I’ve always been obsessed with the size of my mother’s nose and the size of my nose and the size of the noses of Jews in general, but the noses of the Jews in this film are not too terribly large. There are no hooked noses to be found except for the hooked nose that belongs to Peter, but he is a good Jew, and this seems to diminish the impact of his particular physical deformity. There are lots of long beards, of course, but as long beards go, these are well-kept. The Pharisees, while not handsome, muscular men, have all their white teeth and unblemished skin and clean clothes. And as Jesus drags his cross along the road to Calvary we are shown many pretty Jews, even sexy Jews, who champion Jesus and his plight. The message being, perhaps, that it is only Jews en route to Christianity who are pretty. (I have often wished I was a Jew en route to Christianity.) Mary is sexy, and so is the other Mary. Of course, the sexiest Jew of all is Jesus himself, and that’s no small matter. All of these good looks and sexy bodies were terribly disillusioning and disconcerting to me.

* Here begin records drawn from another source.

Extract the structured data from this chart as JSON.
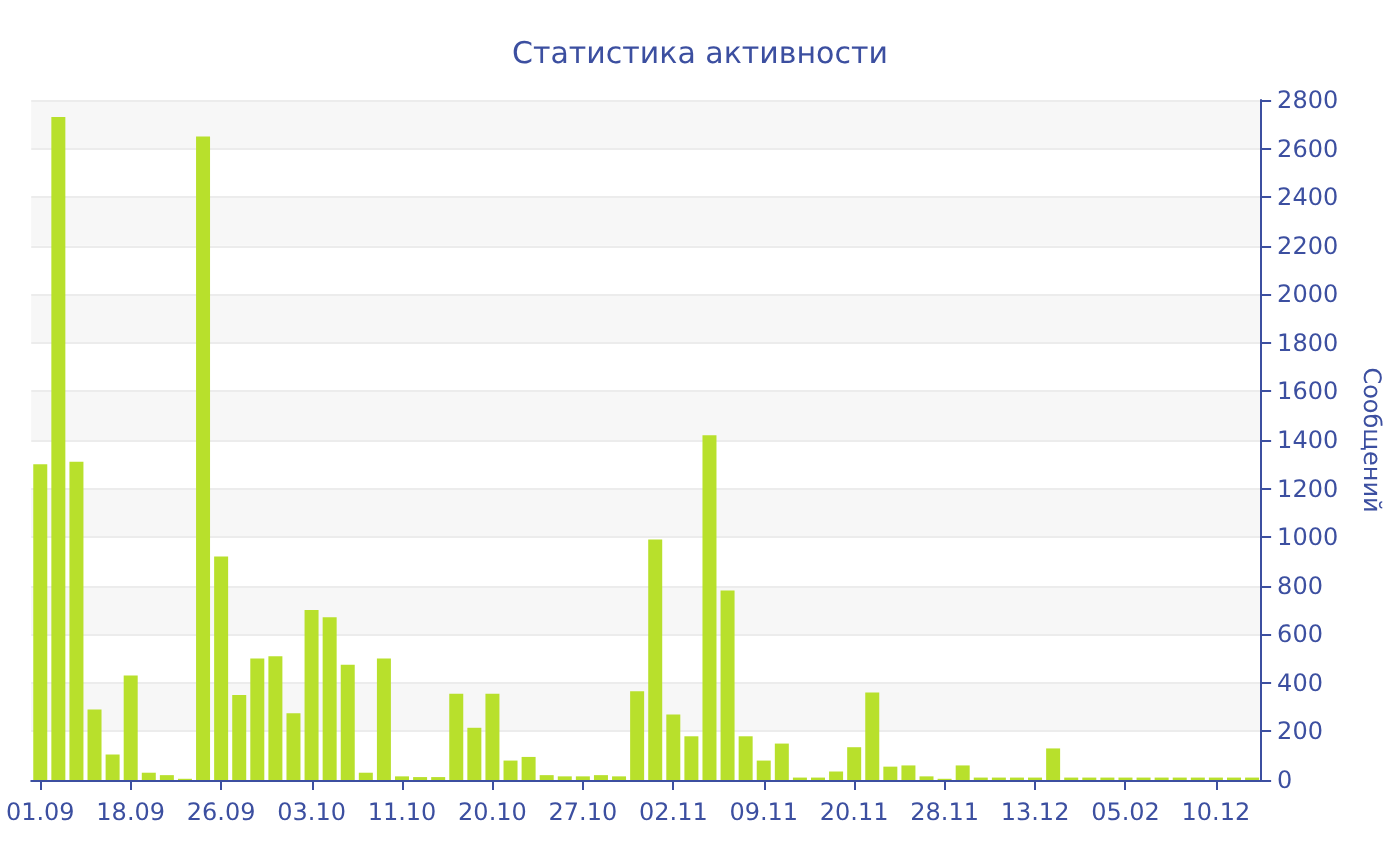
{
  "chart_data": {
    "type": "bar",
    "title": "Статистика активности",
    "ylabel": "Сообщений",
    "categories": [
      "01.09",
      null,
      null,
      null,
      null,
      "18.09",
      null,
      null,
      null,
      null,
      "26.09",
      null,
      null,
      null,
      null,
      "03.10",
      null,
      null,
      null,
      null,
      "11.10",
      null,
      null,
      null,
      null,
      "20.10",
      null,
      null,
      null,
      null,
      "27.10",
      null,
      null,
      null,
      null,
      "02.11",
      null,
      null,
      null,
      null,
      "09.11",
      null,
      null,
      null,
      null,
      "20.11",
      null,
      null,
      null,
      null,
      "28.11",
      null,
      null,
      null,
      null,
      "13.12",
      null,
      null,
      null,
      null,
      "05.02",
      null,
      null,
      null,
      null,
      "10.12",
      null,
      null
    ],
    "values": [
      1300,
      2730,
      1310,
      290,
      105,
      430,
      30,
      20,
      5,
      2650,
      920,
      350,
      500,
      510,
      275,
      700,
      670,
      475,
      30,
      500,
      15,
      12,
      12,
      355,
      215,
      355,
      80,
      95,
      20,
      15,
      15,
      20,
      15,
      365,
      990,
      270,
      180,
      1420,
      780,
      180,
      80,
      150,
      10,
      10,
      35,
      135,
      360,
      55,
      60,
      15,
      5,
      60,
      10,
      10,
      10,
      10,
      130,
      10,
      10,
      10,
      10,
      10,
      10,
      10,
      10,
      10,
      10,
      10
    ],
    "color": "#b8e02c",
    "ylim": [
      0,
      2800
    ],
    "yticks": [
      0,
      200,
      400,
      600,
      800,
      1000,
      1200,
      1400,
      1600,
      1800,
      2000,
      2200,
      2400,
      2600,
      2800
    ],
    "grid": "y"
  }
}
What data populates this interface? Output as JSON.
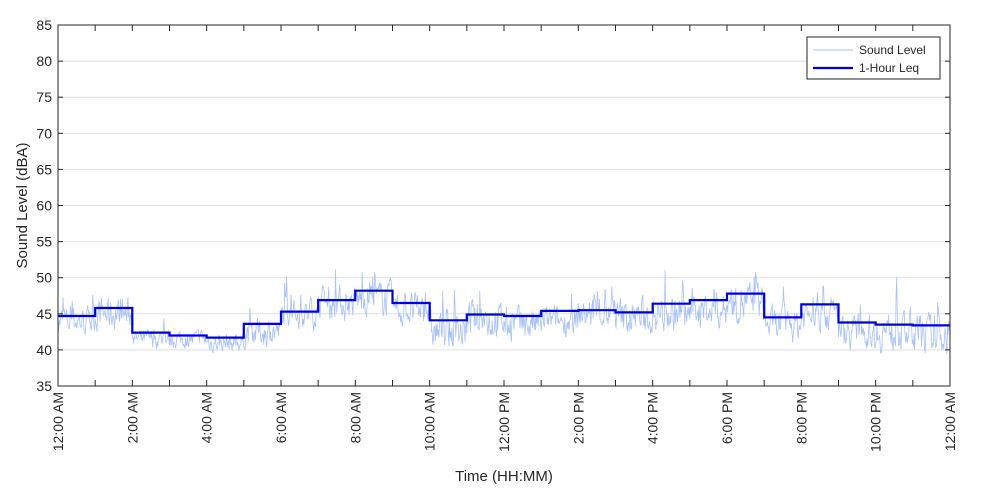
{
  "chart_data": {
    "type": "line",
    "title": "",
    "xlabel": "Time (HH:MM)",
    "ylabel": "Sound Level (dBA)",
    "ylim": [
      35,
      85
    ],
    "xlim_hours": [
      0,
      24
    ],
    "y_ticks": [
      35,
      40,
      45,
      50,
      55,
      60,
      65,
      70,
      75,
      80,
      85
    ],
    "x_ticks": [
      {
        "hour": 0,
        "label": "12:00 AM"
      },
      {
        "hour": 2,
        "label": "2:00 AM"
      },
      {
        "hour": 4,
        "label": "4:00 AM"
      },
      {
        "hour": 6,
        "label": "6:00 AM"
      },
      {
        "hour": 8,
        "label": "8:00 AM"
      },
      {
        "hour": 10,
        "label": "10:00 AM"
      },
      {
        "hour": 12,
        "label": "12:00 PM"
      },
      {
        "hour": 14,
        "label": "2:00 PM"
      },
      {
        "hour": 16,
        "label": "4:00 PM"
      },
      {
        "hour": 18,
        "label": "6:00 PM"
      },
      {
        "hour": 20,
        "label": "8:00 PM"
      },
      {
        "hour": 22,
        "label": "10:00 PM"
      },
      {
        "hour": 24,
        "label": "12:00 AM"
      }
    ],
    "grid": "y",
    "legend_position": "top-right",
    "series": [
      {
        "name": "Sound Level",
        "color": "#a9c2f5",
        "style": "thin-line",
        "samples_per_hour": 60,
        "hourly_mean": [
          44.0,
          45.0,
          41.5,
          41.5,
          41.0,
          42.5,
          45.0,
          46.5,
          47.0,
          45.5,
          42.5,
          44.0,
          43.5,
          44.0,
          45.0,
          44.5,
          45.0,
          45.5,
          46.5,
          43.5,
          45.0,
          42.5,
          42.5,
          42.0
        ],
        "hourly_spread": [
          3.0,
          3.5,
          2.0,
          2.0,
          2.0,
          3.0,
          3.0,
          3.5,
          3.5,
          3.5,
          4.0,
          4.0,
          3.5,
          3.0,
          3.5,
          4.0,
          4.0,
          4.0,
          4.0,
          3.5,
          3.5,
          3.5,
          4.0,
          4.0
        ]
      },
      {
        "name": "1-Hour Leq",
        "color": "#0000dd",
        "style": "step",
        "values": [
          44.7,
          45.8,
          42.4,
          42.0,
          41.7,
          43.6,
          45.3,
          46.9,
          48.2,
          46.5,
          44.1,
          44.9,
          44.7,
          45.4,
          45.5,
          45.2,
          46.4,
          46.9,
          47.8,
          44.5,
          46.3,
          43.8,
          43.5,
          43.4
        ]
      }
    ]
  }
}
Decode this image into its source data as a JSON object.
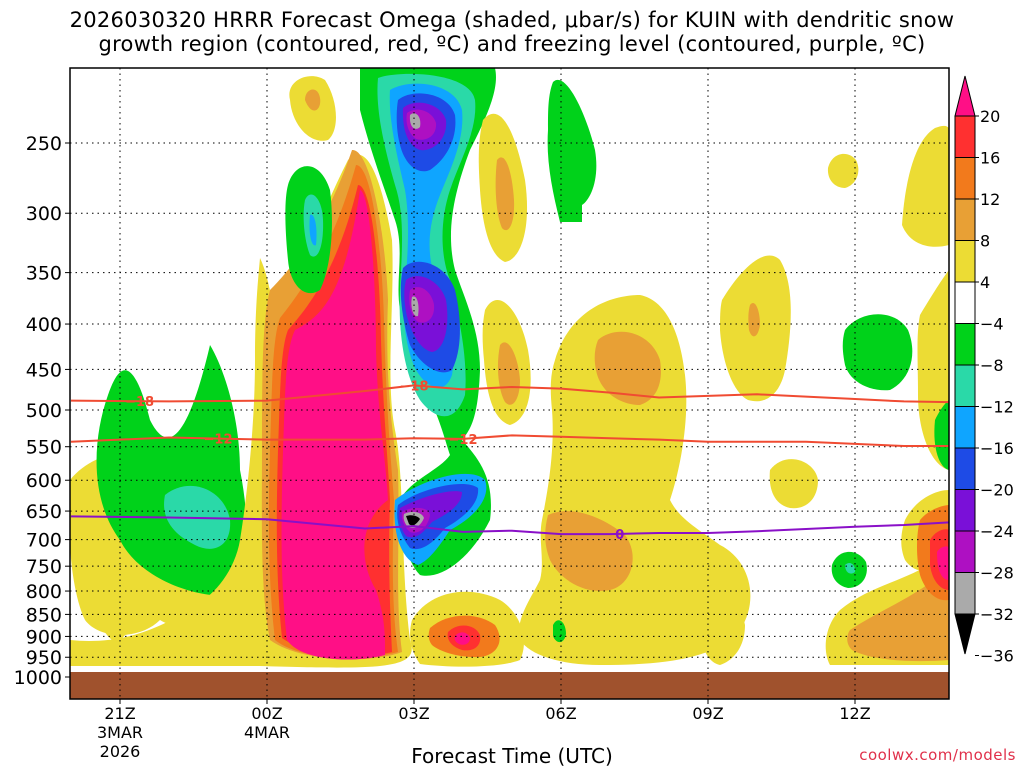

Moreover, to add to my disappointment, there are only a few, mild references to Jews as being avaricious or stingy. No insignificant matter in my experience, having often been accused of being parsimonious because of my ethnicity, and in turn accusing my mother of it. There is a certain matter about taxes which is discussed with Pontius Pilate, and there’s a finely rendered scene where Judas accepts his thirty pieces of silver from the Pharisees in exchange for his betrayal of Jesus. The bag of silver coins sails through the air in slow motion and then slips through Judas’s hands as the coins spill and clink along the ground. Judas kneels down and gathers them up, his humiliation made more exquisite by his wild, depraved countenance and hungry nature. I imagined my mother as Judas and this was a pleasure for me to watch. But the scene, ultimately, is too brief and there are so many well-intentioned citizens of Jerusalem that the actions of the bad Jews are thoroughly offset by those of the good Jews. And besides, the bulk of the film belongs to the Romans, not the Jews, who beat Jesus so unmercilessly and with such a determined, sado-masochistic, single-mindedness that I could not help but wonder why it was the Jews and not the Romans who have been indicted. The role of the torturer has always belonged to my father and I would have much preferred my mother to have had the chance at it.
As time goes on the chances get slimmer and slimmer of my father ever being able to ascend to the plateau of human in American society. I had hoped, therefore, that “The Passion of the Christ,” would have finally revealed the deep anti-Semitism in this country and allowed my Jewish-half to descend to the same level as my Muslim-half. There, in the close quarters of their non-Christian purgatory, the two could enjoy each other’s company, like, say, close friends, or brother and sister, or, perhaps, ultimately, husband and wife.